O nome moqueca vem de moquém, que no tupi significa grelha. O moquém era uma espécie
de grelha, feita de varas, então utilizada pelos índios para o cozimento da carne. No preparo da
moqueca, a maneira branda de assar a carne é uma influência tipicamente indígena.
O toque afro-brasileiro da moqueca fica por conta do azeite de dendê e do leite de coco.
No caso da moqueca capixaba, não se incorporaram os ingredientes trazidos pelos
africanos, mantendo-se a moqueca do Espírito Santo fiel aos costumes indígenas e à influência
portuguesa. A moqueca capixaba tem temperos menos fortes que os de seus vizinhos do
Nordeste. A contribuição portuguesa na moqueca capixaba ficou por conta do azeite de oliva.

Pirão de peixe

A palavra pirão vem do tupi pirõ, que significa “papa”.
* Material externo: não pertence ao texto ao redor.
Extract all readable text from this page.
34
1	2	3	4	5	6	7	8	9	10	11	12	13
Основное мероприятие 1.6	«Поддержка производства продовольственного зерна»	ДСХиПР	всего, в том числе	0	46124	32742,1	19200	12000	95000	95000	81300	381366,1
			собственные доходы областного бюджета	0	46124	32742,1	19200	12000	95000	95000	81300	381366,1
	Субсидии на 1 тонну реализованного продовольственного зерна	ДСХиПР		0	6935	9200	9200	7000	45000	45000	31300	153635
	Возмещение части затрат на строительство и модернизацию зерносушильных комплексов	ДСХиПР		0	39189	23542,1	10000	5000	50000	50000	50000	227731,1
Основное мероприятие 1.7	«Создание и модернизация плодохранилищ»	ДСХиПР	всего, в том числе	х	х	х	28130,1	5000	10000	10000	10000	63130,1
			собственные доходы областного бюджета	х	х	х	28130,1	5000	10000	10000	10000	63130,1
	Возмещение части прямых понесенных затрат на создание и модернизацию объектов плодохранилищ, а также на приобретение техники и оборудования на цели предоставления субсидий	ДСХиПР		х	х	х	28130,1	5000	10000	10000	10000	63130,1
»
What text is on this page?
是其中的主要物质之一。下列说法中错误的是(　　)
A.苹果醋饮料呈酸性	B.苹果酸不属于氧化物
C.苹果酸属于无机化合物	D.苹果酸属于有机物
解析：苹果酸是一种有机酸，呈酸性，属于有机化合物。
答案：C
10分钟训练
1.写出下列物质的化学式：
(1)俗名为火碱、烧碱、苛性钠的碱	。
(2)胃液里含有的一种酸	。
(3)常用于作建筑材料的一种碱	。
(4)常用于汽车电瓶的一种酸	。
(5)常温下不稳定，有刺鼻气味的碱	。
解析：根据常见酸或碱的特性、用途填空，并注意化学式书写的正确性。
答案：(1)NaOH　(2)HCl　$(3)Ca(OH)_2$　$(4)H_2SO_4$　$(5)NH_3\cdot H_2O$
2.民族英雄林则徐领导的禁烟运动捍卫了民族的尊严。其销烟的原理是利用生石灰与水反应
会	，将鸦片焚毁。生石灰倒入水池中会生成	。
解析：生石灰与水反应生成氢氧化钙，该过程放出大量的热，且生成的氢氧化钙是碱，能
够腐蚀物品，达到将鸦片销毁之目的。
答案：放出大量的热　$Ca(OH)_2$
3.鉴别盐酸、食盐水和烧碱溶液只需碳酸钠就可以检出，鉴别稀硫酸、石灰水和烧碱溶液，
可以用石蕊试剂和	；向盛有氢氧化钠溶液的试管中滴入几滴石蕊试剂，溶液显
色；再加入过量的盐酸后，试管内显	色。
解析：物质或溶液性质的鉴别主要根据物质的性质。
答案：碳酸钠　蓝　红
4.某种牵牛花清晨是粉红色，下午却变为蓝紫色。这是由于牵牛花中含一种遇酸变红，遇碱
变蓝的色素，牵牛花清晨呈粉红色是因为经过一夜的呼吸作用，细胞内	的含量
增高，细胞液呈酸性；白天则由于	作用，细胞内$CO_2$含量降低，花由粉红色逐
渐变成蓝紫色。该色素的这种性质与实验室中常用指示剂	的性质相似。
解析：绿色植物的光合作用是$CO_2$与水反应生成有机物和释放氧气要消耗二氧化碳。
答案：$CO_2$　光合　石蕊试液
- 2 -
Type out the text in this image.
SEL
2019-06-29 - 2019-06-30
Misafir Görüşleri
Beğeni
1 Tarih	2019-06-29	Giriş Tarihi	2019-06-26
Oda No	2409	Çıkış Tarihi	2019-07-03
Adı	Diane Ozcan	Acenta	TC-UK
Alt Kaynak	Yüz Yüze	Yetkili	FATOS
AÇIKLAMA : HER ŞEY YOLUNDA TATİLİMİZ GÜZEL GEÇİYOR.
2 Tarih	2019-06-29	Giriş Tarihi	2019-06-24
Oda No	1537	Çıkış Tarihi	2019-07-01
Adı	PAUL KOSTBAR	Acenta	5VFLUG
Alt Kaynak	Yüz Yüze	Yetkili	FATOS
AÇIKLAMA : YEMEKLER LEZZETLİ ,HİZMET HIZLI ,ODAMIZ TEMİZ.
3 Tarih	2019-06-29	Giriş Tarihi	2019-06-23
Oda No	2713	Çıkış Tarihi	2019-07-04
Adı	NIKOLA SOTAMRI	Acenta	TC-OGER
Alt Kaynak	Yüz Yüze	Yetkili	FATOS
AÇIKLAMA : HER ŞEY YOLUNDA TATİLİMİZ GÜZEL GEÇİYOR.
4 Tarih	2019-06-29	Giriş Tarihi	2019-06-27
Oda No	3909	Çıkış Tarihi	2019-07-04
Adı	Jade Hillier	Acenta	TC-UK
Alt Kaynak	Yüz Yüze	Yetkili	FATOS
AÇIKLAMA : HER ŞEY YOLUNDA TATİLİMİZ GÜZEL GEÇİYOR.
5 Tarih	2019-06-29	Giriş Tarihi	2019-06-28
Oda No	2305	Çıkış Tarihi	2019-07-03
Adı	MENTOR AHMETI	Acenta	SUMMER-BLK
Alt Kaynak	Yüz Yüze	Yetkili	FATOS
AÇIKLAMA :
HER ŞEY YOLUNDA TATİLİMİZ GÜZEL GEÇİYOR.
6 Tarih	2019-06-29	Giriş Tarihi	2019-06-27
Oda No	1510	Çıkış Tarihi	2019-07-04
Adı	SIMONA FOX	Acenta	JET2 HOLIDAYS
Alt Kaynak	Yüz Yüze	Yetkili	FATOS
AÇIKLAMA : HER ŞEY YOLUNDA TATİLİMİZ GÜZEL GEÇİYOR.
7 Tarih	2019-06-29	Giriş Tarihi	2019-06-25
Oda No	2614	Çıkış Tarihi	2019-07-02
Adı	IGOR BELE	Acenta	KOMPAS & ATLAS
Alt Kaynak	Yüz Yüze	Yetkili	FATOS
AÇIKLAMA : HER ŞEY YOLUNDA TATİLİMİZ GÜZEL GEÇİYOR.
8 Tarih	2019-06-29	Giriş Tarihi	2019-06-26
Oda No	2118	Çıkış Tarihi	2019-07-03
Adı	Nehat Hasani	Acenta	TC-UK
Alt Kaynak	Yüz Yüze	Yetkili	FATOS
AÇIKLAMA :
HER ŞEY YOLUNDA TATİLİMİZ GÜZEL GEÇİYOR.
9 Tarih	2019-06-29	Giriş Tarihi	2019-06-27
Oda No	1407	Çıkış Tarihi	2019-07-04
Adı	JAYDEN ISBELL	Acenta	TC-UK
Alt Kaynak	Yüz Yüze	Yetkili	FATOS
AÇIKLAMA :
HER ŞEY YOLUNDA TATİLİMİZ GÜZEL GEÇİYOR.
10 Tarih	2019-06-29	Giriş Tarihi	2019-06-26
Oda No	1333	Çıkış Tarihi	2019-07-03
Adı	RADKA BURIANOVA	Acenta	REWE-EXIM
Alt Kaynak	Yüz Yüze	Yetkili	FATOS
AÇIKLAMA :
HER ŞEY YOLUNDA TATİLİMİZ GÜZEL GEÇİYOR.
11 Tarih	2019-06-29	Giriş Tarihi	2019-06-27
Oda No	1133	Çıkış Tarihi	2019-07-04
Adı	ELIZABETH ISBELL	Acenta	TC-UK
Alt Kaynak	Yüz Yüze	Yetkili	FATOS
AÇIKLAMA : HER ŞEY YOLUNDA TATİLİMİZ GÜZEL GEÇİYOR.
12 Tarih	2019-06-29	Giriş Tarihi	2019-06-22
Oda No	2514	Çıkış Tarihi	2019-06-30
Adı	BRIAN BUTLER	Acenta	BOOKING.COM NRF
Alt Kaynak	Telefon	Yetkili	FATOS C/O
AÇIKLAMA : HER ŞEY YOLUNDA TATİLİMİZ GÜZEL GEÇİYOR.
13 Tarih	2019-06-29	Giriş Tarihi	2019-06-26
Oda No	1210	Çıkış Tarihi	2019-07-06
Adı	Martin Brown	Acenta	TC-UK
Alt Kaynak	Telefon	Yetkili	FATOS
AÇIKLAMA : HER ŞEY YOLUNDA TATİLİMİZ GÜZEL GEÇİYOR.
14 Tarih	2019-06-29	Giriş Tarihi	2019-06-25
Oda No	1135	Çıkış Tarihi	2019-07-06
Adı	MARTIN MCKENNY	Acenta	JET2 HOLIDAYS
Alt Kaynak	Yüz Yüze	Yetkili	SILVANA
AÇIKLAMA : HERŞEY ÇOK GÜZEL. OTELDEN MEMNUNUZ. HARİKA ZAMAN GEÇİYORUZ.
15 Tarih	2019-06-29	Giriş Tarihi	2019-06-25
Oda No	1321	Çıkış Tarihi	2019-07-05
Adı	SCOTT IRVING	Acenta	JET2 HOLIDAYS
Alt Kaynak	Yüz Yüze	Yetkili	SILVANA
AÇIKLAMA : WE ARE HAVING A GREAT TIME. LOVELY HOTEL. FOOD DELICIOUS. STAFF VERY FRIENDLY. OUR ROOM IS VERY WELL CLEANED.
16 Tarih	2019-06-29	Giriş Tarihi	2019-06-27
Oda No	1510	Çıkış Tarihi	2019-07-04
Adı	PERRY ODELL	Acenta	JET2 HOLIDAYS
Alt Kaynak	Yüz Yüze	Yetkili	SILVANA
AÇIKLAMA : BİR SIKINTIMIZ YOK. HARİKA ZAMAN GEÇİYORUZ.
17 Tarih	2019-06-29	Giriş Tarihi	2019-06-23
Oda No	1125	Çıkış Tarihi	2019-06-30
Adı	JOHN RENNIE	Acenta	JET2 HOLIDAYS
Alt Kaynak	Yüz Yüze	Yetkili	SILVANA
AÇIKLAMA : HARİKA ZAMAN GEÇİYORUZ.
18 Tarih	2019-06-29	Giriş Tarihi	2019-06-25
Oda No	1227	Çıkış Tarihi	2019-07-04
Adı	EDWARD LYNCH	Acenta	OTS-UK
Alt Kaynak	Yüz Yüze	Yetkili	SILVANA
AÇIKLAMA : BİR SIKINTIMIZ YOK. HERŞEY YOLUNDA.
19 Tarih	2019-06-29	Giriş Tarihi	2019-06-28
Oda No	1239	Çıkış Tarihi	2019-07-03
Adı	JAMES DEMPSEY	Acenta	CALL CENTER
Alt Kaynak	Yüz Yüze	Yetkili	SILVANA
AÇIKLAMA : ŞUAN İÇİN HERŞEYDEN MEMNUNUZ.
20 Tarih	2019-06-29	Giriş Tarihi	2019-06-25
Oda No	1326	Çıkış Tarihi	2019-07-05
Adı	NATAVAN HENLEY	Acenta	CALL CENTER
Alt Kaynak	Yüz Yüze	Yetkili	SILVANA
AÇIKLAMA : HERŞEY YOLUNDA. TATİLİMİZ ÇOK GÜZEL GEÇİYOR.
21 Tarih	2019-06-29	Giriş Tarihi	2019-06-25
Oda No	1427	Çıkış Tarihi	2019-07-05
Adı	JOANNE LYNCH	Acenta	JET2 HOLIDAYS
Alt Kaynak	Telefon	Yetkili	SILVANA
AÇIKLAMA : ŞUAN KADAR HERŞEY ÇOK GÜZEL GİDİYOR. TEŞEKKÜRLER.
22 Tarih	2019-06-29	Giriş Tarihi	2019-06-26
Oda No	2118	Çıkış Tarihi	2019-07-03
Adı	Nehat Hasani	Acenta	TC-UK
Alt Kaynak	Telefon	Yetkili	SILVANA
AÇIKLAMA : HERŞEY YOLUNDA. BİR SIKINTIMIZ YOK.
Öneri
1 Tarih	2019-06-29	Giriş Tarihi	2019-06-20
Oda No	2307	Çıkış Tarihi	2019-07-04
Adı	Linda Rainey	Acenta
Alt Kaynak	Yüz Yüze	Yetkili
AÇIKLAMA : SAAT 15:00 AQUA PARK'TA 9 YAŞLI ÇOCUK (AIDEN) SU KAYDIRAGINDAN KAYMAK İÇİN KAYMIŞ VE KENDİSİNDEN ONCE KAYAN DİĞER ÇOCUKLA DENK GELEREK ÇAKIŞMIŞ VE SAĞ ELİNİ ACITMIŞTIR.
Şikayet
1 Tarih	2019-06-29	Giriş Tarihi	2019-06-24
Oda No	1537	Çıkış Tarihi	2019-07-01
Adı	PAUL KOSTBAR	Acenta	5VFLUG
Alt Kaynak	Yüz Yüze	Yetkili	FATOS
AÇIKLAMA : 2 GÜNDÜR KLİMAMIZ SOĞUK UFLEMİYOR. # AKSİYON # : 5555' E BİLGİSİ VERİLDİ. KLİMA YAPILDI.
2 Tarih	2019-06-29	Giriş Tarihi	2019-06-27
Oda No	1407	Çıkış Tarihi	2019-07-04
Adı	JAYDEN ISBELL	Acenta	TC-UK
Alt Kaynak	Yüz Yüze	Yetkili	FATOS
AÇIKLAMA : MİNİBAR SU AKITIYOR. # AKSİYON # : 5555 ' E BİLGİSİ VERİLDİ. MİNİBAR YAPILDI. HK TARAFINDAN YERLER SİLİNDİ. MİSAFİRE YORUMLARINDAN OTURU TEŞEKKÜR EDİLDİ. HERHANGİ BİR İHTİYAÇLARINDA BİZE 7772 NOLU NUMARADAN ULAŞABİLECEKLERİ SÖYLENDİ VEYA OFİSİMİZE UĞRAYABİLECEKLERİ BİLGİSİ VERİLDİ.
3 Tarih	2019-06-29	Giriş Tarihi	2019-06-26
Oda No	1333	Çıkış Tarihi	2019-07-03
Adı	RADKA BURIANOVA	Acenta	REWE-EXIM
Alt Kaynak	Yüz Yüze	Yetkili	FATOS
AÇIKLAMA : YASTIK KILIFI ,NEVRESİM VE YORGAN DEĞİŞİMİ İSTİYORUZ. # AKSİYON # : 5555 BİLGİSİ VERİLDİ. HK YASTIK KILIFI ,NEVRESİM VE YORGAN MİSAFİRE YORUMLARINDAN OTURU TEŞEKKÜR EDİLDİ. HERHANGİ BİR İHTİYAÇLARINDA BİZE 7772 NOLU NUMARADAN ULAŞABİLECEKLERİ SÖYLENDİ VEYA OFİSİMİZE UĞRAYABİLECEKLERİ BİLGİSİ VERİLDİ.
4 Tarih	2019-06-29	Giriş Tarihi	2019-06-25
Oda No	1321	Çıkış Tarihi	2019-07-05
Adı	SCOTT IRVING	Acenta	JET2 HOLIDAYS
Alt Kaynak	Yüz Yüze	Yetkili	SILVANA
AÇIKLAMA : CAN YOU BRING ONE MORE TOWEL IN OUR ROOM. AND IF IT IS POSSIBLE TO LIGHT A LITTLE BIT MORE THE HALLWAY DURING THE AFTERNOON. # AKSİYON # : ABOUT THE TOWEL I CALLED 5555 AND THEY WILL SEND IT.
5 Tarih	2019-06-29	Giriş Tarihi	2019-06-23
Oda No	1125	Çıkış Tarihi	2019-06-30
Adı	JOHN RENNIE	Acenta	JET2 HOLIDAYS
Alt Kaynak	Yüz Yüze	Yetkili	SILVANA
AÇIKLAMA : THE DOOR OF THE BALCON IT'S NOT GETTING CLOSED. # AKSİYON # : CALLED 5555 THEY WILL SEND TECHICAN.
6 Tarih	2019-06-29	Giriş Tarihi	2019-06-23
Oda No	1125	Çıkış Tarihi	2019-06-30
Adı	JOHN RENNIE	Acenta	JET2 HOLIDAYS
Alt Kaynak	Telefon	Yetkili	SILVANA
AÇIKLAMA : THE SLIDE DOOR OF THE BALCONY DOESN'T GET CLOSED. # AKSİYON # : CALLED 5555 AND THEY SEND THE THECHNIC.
Com o passar do tempo, o pirão praticamente virou sinônimo de comer, senão de viver. No
século XIX, dizia-se que a pessoa, quando morria, não “comia mais pirão”.

Arroz de carreteiro

O brasileiro é antes de tudo um nômade, um povo que anda. O índio praticava o nomadismo,
também o faziam o bandeirante, o tropeiro, o canoeiro, o mascate, o quilombola, o garimpeiro.
Ainda hoje temos nômades notáveis como os sem-terra e os bóias-frias.
O arroz de carreteiro é um prato típico do Rio Grande do Sul. O arroz de carreteiro, um prato
nômade por excelência, está contudo presente também na Bahia (onde é conhecido como quibibe)
e em Goiás e Tocantins, onde o másculo arroz do carreteiro é chamado de Maria-Isabel, tratando-
se de um caso bastante raro e curioso de hermafroditismo culinário.
As longas viagens pelos pampas gaúchos exigiam comidas não-perecíveis e práticas. O
arroz e o charque são a base da alimentação dos tropeiros. O arroz de carreteiro é cozido junto
com a carne – não a carne seca do Nordeste, mas o charque, preparado com fatias finas de carne
secadas ao vento.

Pato no tucupi

O relativo isolamento da Amazônia do resto do país possibilitou que a cozinha local


permanecesse extraordinariamente próxima das tradições originais. E isso se dá até mesmo na
maneira de o homem comer naquela região. Lançando a farinha à boca com a mão, as populações
locais do Norte traduzem uma influência tipicamente indígena.
O consumo de carne de pato era uma constante ao longo de todo o período do Brasil
colonial. Era comum naquela época um jogo que consistia em abater um pato amarrado a um toco
de pau, decepando-lhe a cabeça em troca de uma premiação. A pessoa que errasse o golpe
pagava o pato para a pessoa que o acertasse. Daí nasceu a expressão muito em uso hoje em dia:
pagar o pato, significando “arcar com o prejuízo”, “bancar a despesa”. Essa expressão é registrada
inclusive pelo Dicionário Aurélio.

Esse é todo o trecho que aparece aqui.